L’objectif était de s'enquérir des conditions de travail, des projets de cette institution pour le continent et voir dans quelle mesure le gouvernement peut les supporter.
« Les ambitions de RASCOM sont alignées avec les ambitions stratégiques de la Côte d'Ivoire. Au niveau de notre ministère, nous avons choisi d'intégrer les technologies satellitaires comme une solution à la couverture universelle. Le directeur général de RASCOM a d'ailleurs eu à faire des études dans le passé pour le gouvernement ivoirien et a proposé son aide pour étudier cela avec nos équipes. La semaine prochaine, nous allons nous retrouver, le ministère et les entités qui gèrent particulièrement le service universel, pour travailler ensemble, voir ce que nous pouvons dérouler concrètement », a affirmé Djibril Ouattara.
Et d’ajouter : « Nous sommes dans une période importante de l'évolution de l'industrie des satellites dans le monde entier. Et j'accorde un intérêt particulier à ce que notre pays doit faire pour adopter et utiliser cette nouvelle technologie qui évolue dans différents secteurs. Non seulement au niveau des télécommunications, mais également au niveau de la surveillance du territoire. L'apport des technologies qui émanent du domaine satellitaire peut profiter à l'agriculture par exemple et tout cela pouvant nous permettre de gagner en termes de productivité ».
Il est de plus en plus question, a poursuivi le ministre, d'avoir des systèmes d'information géographique qui adressent les problématiques du foncier, depuis le foncier rural jusqu'au foncier forestier : « Les techniques de photo satellite peuvent permettre d'avoir une surveillance, l'évolution d'un certain nombre de patrimoines du foncier pour guider la prise de décisions. Ce sont des choses aussi que nous envisageons de discuter avec RASCOM pour voir, de façon plus générale, comment les Etats africains peuvent ensemble travailler pour lancer des constellations de satellites, soit des satellites à basse orbite.

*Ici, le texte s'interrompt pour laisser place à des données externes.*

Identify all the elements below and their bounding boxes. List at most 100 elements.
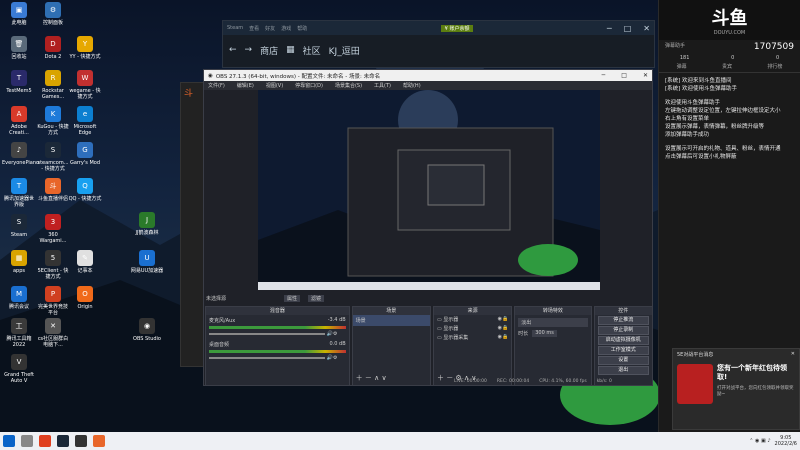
desktop-icon[interactable]: 🗑 回收站 [2, 36, 36, 60]
source-item[interactable]: ▭ 显示器采集 ◉🔒 [434, 333, 511, 342]
desktop-icon[interactable]: Y YY - 快捷方式 [68, 36, 102, 60]
desktop-icon[interactable]: ✕ cs社区服群白电脑下... [36, 318, 70, 348]
desktop-icon[interactable]: D Dota 2 [36, 36, 70, 60]
steam-store-window[interactable]: Steam 查看 好友 游戏 帮助 ¥ 账户余额 ─ □ ✕ ← → 商店 ▦ … [222, 20, 655, 68]
add-icon[interactable]: ＋ [356, 374, 363, 382]
desktop-icon[interactable]: O Origin [68, 286, 102, 310]
desktop-icon[interactable]: 5 5EClient - 快捷方式 [36, 250, 70, 280]
gear-icon[interactable]: ⚙ [333, 331, 337, 337]
scene-item[interactable]: 场景 [352, 315, 430, 326]
obs-preview[interactable] [258, 90, 600, 290]
desktop-icon[interactable]: e Microsoft Edge [68, 106, 102, 136]
desktop-icon[interactable]: V Grand Theft Auto V [2, 354, 36, 384]
obs-menu-help[interactable]: 帮助(H) [403, 82, 421, 89]
desktop-icon[interactable]: ◉ OBS Studio [130, 318, 164, 342]
volume-slider[interactable] [209, 333, 326, 335]
desktop-icon[interactable]: Ssteamcom... - 快捷方式 [36, 142, 70, 172]
desktop-icon[interactable]: P 完美世界竞技平台 [36, 286, 70, 316]
desktop-icon[interactable]: ▦ apps [2, 250, 36, 274]
obs-menu-tools[interactable]: 工具(T) [374, 82, 391, 89]
desktop-icon[interactable]: R Rockstar Games... [36, 70, 70, 100]
close-icon[interactable]: ✕ [643, 24, 650, 33]
eye-icon[interactable]: ◉🔒 [498, 334, 509, 340]
desktop-icon[interactable]: ▣ 此电脑 [2, 2, 36, 26]
search-icon[interactable] [21, 435, 33, 447]
desktop-icon[interactable]: U 网易UU加速器 [130, 250, 164, 274]
up-icon[interactable]: ∧ [374, 374, 379, 382]
nav-community[interactable]: 社区 [303, 44, 321, 57]
obs-icon[interactable] [75, 435, 87, 447]
desktop-icon[interactable]: G Garry's Mod [68, 142, 102, 166]
down-icon[interactable]: ∨ [382, 374, 387, 382]
desktop-icon[interactable]: 3 360 Wargami... [36, 214, 70, 244]
desktop-icon[interactable]: T TestMem5 [2, 70, 36, 94]
eye-icon[interactable]: ◉🔒 [498, 325, 509, 331]
volume-slider[interactable] [209, 357, 326, 359]
stop-recording-button[interactable]: 停止录制 [597, 326, 649, 335]
steam-menu-4[interactable]: 帮助 [297, 25, 307, 32]
steam-menu-2[interactable]: 好友 [265, 25, 275, 32]
nav-profile[interactable]: KJ_逗田 [329, 44, 360, 57]
room-header: 弹幕助手 1707509 [659, 40, 800, 54]
desktop-icon[interactable]: Wwegame - 快捷方式 [68, 70, 102, 100]
forward-arrow-icon[interactable]: → [245, 45, 253, 55]
obs-menu-edit[interactable]: 编辑(E) [237, 82, 254, 89]
desktop-icon[interactable]: 斗斗鱼直播伴侣 [36, 178, 70, 202]
desktop-icon[interactable]: ⚙ 控制面板 [36, 2, 70, 26]
steam-menu-3[interactable]: 游戏 [281, 25, 291, 32]
maximize-icon[interactable]: □ [624, 24, 632, 33]
eye-icon[interactable]: ◉🔒 [498, 316, 509, 322]
source-item[interactable]: ▭ 显示器 ◉🔒 [434, 315, 511, 324]
desktop-icon[interactable]: S Steam [2, 214, 36, 238]
steam-menu-1[interactable]: 查看 [249, 25, 259, 32]
chrome-icon[interactable] [39, 435, 51, 447]
obs-maximize-icon[interactable]: □ [621, 72, 627, 79]
steam-menu-0[interactable]: Steam [227, 25, 243, 31]
desktop-icon[interactable]: T 腾讯加速器世界版 [2, 178, 36, 208]
douyu-icon[interactable] [93, 435, 105, 447]
desktop-icon[interactable]: 工腾讯工具箱 2022 [2, 318, 36, 348]
windows-start-icon[interactable] [3, 435, 15, 447]
obs-menu-view[interactable]: 视图(V) [266, 82, 283, 89]
obs-menu-file[interactable]: 文件(F) [208, 82, 225, 89]
source-item[interactable]: ▭ 显示器 ◉🔒 [434, 324, 511, 333]
transition-select[interactable]: 淡出 [518, 318, 588, 327]
desktop-icon[interactable]: ♪ EveryonePiano [2, 142, 39, 166]
tab-rank[interactable]: 排行榜 [767, 63, 782, 70]
stop-streaming-button[interactable]: 停止推流 [597, 316, 649, 325]
remove-icon[interactable]: － [365, 374, 372, 382]
tab-danmaku[interactable]: 弹幕 [677, 63, 687, 70]
back-arrow-icon[interactable]: ← [229, 45, 237, 55]
nav-library-icon[interactable]: ▦ [286, 45, 295, 55]
exit-button[interactable]: 退出 [597, 366, 649, 375]
filters-button[interactable]: 滤镜 [308, 295, 325, 302]
obs-menu-docks[interactable]: 停靠窗口(D) [295, 82, 323, 89]
obs-menu-scenecollection[interactable]: 场景集合(S) [335, 82, 362, 89]
duration-input[interactable]: 300 ms [532, 330, 557, 337]
obs-minimize-icon[interactable]: ─ [602, 72, 606, 79]
clock[interactable]: 9:05 2022/2/6 [775, 435, 797, 447]
tray-icons[interactable]: ⌃ ◉ ▣ ♪ [749, 438, 770, 444]
virtual-camera-button[interactable]: 启动虚拟摄像机 [597, 336, 649, 345]
nav-store[interactable]: 商店 [260, 44, 278, 57]
tab-vip[interactable]: 贵宾 [722, 63, 732, 70]
desktop-icon[interactable]: ✎ 记事本 [68, 250, 102, 274]
add-icon[interactable]: ＋ [437, 374, 444, 382]
steam-icon[interactable] [57, 435, 69, 447]
notif-close-icon[interactable]: ✕ [791, 351, 795, 358]
studio-mode-button[interactable]: 工作室模式 [597, 346, 649, 355]
obs-window[interactable]: ◉ OBS 27.1.3 (64-bit, windows) - 配置文件: 未… [203, 69, 653, 386]
desktop-icon[interactable]: A Adobe Creati... [2, 106, 36, 136]
settings-button[interactable]: 设置 [597, 356, 649, 365]
gear-icon[interactable]: ⚙ [333, 355, 337, 361]
obs-close-icon[interactable]: ✕ [643, 72, 648, 79]
desktop-icon[interactable]: M 腾讯会议 [2, 286, 36, 310]
desktop-icon[interactable]: Q QQ - 快捷方式 [68, 178, 102, 202]
desktop-icon[interactable]: J JJ鹤波森林 [130, 212, 164, 236]
account-balance[interactable]: ¥ 账户余额 [440, 24, 474, 32]
remove-icon[interactable]: － [446, 374, 453, 382]
properties-button[interactable]: 属性 [284, 295, 301, 302]
minimize-icon[interactable]: ─ [607, 24, 612, 33]
desktop-icon[interactable]: K KuGou - 快捷方式 [36, 106, 70, 136]
notification-popup[interactable]: 5E对战平台消息 ✕ 您有一个新年红包待领取! 打开对战平台，您向红包领取并领取… [672, 348, 800, 430]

Je pense que c'est la direction dans laquelle les technologies sont en train de partir en ce moment ».
Quant au directeur général de RASCOM, Timothy Adi Ashong, il a soutenu que les satellites de RASCOM sont aussi utilisés par la Côte d’Ivoire : « Par exemple, lors de la Coupe d’Afrique des Nations 2023, la RTI a utilisé les services satellitaires de RASCOM ».
En tant qu’institution de l’Union africaine, a-t-il rappelé, RASCOM a été créée en 1992 et sa mission est de promouvoir la connectivité par satellite en Afrique : « Le mandat de RASCOM est d’aider à combler la fracture numérique en Afrique et de fournir aussi des services de diffusion ».

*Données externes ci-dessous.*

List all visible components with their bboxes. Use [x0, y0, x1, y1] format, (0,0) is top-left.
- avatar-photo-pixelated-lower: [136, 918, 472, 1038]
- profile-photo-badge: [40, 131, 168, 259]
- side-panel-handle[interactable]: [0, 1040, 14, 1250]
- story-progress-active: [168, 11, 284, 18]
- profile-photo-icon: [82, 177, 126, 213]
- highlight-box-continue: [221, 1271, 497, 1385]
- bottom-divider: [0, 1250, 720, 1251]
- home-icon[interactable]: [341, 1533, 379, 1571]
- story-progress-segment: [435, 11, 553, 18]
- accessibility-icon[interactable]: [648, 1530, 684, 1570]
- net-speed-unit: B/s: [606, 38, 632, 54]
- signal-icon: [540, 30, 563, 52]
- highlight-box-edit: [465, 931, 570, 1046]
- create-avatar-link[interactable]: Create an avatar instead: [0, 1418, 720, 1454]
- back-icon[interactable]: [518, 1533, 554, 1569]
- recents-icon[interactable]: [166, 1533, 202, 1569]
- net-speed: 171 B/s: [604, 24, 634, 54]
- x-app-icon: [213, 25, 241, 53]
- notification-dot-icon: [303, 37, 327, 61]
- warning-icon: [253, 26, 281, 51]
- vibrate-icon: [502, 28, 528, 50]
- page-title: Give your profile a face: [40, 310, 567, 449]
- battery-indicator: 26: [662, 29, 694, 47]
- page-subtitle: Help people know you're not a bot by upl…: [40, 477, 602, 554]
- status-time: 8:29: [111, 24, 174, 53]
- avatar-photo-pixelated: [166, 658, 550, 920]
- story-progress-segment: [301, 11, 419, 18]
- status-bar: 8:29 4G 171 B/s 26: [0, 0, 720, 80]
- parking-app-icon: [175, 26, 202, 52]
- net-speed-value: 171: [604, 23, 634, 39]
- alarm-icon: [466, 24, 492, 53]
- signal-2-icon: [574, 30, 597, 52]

Il a ajouté que « RASCOM travaille en étroite collaboration avec le ministère pour permettre à la Côte d’Ivoire de pénétrer les zones rurales avec une solution internet 100% africaine ».
Non sans annoncer le démarrage, cette année, d’une session de formation en ligne dite RASCOM Academy, du 2 au 4 septembre 2026, et qui vise à former la prochaine génération d’ingénieurs, en leur donnant les compétences nécessaires dans le domaine satellitaire.